While Flaherty has consistently received the highest number of votes in the citywide at-large council races, he has traded places with Stephen J. Murphy for the lowest percentage of the black vote garnered by an incumbent councilor in the last two election cycles.
In contrast, fellow at-large councilor and mayoral hopeful Yoon was the highest vote-getter in the black community during the 2007 at-large race.
While Flaherty has often taken conservative stands on the City Council, crossing swords with the likes of Yoon, Chuck Turner and Charles C. Yancey, a more progressive Flaherty is on display in this year’s mayoral election.
On his Web site, he continues to call for neighborhood schools, but adds that the city will not be ready to make the shift away from busing until all neighborhoods have equal access to quality schools.
Early in the conversation at the Melchoir home, Flaherty brought up Menino’s chronic noncompliance with the Boston Residents Jobs Policy, which mandates that 50 percent of construction jobs in the city go to Boston residents, 25 percent to people of color and 10 percent to women.
“This administration clearly does not enforce the ordinance,” Flaherty said. “Nor do they really monitor construction sites. People say there are so many people in our neighborhoods who aren’t working and have the capability to perform well on these jobs.”
For good measure, Flaherty also cited the lack of leadership by people of color in Menino’s cabinet, noting that Menino has just one department head of color — Larry Mayes, the city’s chief of human services — and one superintendent of color — Dr.
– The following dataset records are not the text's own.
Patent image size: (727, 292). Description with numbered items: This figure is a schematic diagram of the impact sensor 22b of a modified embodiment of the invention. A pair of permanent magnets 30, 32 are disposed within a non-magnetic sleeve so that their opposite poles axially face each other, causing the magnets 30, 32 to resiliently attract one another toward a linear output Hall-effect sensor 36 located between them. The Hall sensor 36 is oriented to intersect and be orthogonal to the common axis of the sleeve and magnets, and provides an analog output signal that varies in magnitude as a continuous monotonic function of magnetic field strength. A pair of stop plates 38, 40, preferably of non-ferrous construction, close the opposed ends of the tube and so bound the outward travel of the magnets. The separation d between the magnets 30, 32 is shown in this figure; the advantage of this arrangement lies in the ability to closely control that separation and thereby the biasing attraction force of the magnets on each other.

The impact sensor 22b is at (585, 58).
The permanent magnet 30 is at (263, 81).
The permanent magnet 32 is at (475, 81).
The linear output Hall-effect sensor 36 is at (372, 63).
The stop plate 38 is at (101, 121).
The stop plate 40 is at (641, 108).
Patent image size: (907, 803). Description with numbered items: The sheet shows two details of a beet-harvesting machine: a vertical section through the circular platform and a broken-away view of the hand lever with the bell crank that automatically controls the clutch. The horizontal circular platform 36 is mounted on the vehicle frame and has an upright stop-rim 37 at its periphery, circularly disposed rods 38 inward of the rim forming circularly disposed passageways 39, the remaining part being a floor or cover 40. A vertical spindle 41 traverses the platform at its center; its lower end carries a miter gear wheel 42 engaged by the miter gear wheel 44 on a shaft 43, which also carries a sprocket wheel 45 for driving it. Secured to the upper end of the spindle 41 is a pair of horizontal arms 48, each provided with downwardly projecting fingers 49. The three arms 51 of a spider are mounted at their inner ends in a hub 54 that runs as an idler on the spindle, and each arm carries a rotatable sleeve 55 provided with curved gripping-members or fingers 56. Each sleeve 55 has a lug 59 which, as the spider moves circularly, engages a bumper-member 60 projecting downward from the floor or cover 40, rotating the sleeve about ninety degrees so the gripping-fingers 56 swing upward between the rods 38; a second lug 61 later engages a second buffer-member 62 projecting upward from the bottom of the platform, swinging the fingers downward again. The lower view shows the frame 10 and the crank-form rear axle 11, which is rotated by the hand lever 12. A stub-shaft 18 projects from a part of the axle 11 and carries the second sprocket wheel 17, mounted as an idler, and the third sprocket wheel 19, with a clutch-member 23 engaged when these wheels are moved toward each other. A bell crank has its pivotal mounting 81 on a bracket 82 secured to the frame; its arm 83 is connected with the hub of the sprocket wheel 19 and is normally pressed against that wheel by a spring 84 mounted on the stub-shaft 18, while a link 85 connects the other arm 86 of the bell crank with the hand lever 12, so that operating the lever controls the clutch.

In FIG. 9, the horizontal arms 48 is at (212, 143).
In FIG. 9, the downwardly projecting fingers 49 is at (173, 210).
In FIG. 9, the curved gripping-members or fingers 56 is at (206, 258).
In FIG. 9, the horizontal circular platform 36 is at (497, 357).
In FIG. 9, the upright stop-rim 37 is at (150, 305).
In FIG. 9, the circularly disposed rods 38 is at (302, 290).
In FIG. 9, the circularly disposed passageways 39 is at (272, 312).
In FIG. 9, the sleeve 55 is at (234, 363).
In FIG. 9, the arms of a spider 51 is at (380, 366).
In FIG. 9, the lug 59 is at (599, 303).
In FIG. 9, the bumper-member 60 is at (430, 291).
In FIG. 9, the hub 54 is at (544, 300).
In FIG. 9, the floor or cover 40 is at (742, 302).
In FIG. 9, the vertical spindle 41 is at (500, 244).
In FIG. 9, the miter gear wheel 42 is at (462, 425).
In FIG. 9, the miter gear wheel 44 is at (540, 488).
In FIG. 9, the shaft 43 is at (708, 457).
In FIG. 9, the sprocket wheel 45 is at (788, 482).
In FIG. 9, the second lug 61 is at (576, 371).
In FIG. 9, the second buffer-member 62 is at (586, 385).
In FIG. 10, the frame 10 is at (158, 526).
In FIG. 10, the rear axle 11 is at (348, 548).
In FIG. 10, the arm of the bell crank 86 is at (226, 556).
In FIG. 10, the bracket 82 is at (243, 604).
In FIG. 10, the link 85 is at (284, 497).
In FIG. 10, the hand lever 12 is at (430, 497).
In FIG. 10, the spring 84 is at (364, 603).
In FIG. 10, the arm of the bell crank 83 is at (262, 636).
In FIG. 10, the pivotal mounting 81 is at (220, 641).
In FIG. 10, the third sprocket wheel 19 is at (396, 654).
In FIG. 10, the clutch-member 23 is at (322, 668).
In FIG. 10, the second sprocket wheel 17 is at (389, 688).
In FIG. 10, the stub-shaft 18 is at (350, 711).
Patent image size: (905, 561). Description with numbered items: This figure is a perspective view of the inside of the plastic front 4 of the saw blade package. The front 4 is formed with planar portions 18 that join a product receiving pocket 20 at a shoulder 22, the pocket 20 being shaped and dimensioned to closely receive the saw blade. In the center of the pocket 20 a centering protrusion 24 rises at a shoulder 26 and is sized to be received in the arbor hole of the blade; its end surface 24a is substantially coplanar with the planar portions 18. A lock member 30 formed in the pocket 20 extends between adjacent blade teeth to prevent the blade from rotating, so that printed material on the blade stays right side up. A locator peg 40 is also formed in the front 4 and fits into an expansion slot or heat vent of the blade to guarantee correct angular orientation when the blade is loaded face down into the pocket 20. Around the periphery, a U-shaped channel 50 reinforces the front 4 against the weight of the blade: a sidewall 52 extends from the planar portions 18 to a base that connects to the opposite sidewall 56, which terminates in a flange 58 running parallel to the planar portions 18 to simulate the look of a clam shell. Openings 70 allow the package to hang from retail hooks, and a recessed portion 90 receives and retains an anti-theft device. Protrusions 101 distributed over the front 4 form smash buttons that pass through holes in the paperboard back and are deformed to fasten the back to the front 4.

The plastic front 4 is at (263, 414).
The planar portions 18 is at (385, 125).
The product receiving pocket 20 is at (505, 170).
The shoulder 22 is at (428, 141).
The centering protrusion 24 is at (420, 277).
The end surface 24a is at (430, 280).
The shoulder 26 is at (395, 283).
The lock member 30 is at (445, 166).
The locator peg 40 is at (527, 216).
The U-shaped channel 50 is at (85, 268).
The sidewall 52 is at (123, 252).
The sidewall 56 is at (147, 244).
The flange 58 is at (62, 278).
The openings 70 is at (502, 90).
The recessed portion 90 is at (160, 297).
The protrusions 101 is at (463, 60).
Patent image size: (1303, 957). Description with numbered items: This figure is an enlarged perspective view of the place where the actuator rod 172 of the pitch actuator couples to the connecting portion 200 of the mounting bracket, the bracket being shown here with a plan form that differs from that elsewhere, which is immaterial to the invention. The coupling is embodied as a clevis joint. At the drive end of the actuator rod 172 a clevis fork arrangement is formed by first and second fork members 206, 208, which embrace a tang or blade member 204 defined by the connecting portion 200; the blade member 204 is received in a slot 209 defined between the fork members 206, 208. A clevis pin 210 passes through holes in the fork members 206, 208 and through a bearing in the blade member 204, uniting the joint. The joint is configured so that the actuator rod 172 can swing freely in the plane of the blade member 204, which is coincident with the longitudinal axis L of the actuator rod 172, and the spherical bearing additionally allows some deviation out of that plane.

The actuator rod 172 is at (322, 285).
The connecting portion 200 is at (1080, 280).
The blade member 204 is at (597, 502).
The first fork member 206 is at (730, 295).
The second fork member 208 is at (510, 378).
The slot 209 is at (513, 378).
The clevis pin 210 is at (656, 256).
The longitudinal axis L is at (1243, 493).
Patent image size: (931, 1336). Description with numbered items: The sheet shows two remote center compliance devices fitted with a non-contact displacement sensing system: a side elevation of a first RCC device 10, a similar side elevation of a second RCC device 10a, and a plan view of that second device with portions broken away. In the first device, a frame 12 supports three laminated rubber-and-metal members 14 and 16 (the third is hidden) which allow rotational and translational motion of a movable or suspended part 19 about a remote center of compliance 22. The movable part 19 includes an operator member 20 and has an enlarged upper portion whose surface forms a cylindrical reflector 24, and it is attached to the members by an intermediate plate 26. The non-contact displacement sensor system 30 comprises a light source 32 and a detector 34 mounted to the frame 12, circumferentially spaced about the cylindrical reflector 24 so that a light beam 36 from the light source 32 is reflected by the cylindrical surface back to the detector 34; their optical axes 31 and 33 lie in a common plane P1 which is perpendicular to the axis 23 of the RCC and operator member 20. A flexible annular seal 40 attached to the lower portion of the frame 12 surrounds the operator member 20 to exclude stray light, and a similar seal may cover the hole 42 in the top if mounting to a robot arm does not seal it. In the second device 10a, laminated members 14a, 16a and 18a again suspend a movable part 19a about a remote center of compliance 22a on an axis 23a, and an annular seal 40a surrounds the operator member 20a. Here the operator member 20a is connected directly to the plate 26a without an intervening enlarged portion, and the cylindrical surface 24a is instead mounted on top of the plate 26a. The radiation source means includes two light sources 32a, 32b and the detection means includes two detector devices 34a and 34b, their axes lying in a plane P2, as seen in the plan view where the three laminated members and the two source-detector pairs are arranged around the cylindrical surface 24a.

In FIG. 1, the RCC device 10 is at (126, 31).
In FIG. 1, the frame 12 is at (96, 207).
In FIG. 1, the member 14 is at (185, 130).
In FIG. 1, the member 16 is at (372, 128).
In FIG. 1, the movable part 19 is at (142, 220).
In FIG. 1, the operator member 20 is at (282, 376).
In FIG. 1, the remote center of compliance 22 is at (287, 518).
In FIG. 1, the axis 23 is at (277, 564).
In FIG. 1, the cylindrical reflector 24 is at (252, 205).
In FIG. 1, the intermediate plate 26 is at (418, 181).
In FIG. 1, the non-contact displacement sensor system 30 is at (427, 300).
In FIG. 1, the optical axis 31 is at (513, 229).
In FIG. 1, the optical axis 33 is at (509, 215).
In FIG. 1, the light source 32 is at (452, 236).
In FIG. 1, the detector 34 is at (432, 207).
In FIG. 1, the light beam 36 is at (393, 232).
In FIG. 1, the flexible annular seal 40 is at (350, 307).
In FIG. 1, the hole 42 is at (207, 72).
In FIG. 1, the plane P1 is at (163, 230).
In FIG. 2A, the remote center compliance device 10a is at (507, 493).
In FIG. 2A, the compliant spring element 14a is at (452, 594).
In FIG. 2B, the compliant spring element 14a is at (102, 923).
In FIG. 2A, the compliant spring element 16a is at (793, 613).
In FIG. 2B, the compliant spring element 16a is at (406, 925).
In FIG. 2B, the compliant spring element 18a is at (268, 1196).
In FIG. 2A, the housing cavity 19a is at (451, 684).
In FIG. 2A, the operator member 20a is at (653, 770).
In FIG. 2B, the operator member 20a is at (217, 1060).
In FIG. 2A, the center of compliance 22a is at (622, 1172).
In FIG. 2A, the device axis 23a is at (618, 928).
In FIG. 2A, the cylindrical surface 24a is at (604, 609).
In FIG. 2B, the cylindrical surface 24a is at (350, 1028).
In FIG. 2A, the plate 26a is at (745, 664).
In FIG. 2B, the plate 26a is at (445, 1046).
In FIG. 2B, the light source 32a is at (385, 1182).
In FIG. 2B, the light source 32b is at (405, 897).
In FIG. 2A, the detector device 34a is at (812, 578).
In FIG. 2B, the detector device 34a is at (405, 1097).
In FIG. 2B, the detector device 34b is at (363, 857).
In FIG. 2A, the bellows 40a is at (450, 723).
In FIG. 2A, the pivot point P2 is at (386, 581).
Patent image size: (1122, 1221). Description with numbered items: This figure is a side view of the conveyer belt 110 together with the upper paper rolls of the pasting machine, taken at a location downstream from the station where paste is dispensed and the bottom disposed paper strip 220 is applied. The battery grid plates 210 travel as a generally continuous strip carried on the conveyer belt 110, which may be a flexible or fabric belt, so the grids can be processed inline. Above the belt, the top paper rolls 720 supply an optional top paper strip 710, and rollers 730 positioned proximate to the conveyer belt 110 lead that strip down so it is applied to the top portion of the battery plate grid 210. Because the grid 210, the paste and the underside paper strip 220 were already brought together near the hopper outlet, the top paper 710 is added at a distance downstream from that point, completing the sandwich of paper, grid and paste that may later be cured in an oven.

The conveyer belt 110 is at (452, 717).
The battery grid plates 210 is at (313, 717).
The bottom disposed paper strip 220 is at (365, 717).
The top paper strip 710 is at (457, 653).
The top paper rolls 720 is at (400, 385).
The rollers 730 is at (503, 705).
Carol R. Johnson of the Boston Public Schools.
In all sectors of city government, Flaherty said, leadership by people of color is lacking.
“In the [Boston] Police Department, the leadership doesn’t look like the face of the city,” Flaherty said. “That frustrates a lot of people. My administration, my cabinet, my commissioners will look like the face of the city.”
Flaherty has long relied on a strong base of support in the South Boston neighborhood where he grew up, as well as in West Roxbury and the predominantly white precincts in Dorchester. How he fares in the mayoral race may well hinge on his campaign’s ability to peel black and Latino voters away from Menino and Yoon.
And much of that may depend on his ability to transcend the racial politics that historically have pitted South Boston against Roxbury.
In Melchoir’s condo, Flaherty pointed to his work as a South Boston ward captain in the 1993 election of Ralph C. Martin II, the state’s first black district attorney. He also poined out that he was the first Boston city councilor to endorse Barack Obama in his historic bid for president. Menino, in contrast, backed Hillary Clinton.
Political pundits point to the Menino machine’s defeat in the presidential primary last year at the hands of a campaign run by political outsiders as evidence that his organization does not have the ironclad grip on power many have assumed. The Menino machine also lost big in the state’s 2006 gubernatorial campaign, backing former Attorney General Thomas F. Reilly against Deval Patrick’s upstart operation.
Though he’s been on the City Council since 1999, Flaherty has the benefit of appearing like an outsider when compared to a 16-year incumbent like Menino, and he seems to relish that status in this race. It’s served him well before; to win in ’99, Flaherty noted, he had to take out the veteran Albert “Dapper” O’Neil, who had been on the council since 1971.
“They said, ‘You can’t beat Dapper O’Neil,’” Flaherty told Melchoir and her guests. “‘He’s been to more wakes than you’ve been to ballgames.’ I beat Dapper and I’m going to beat Menino.”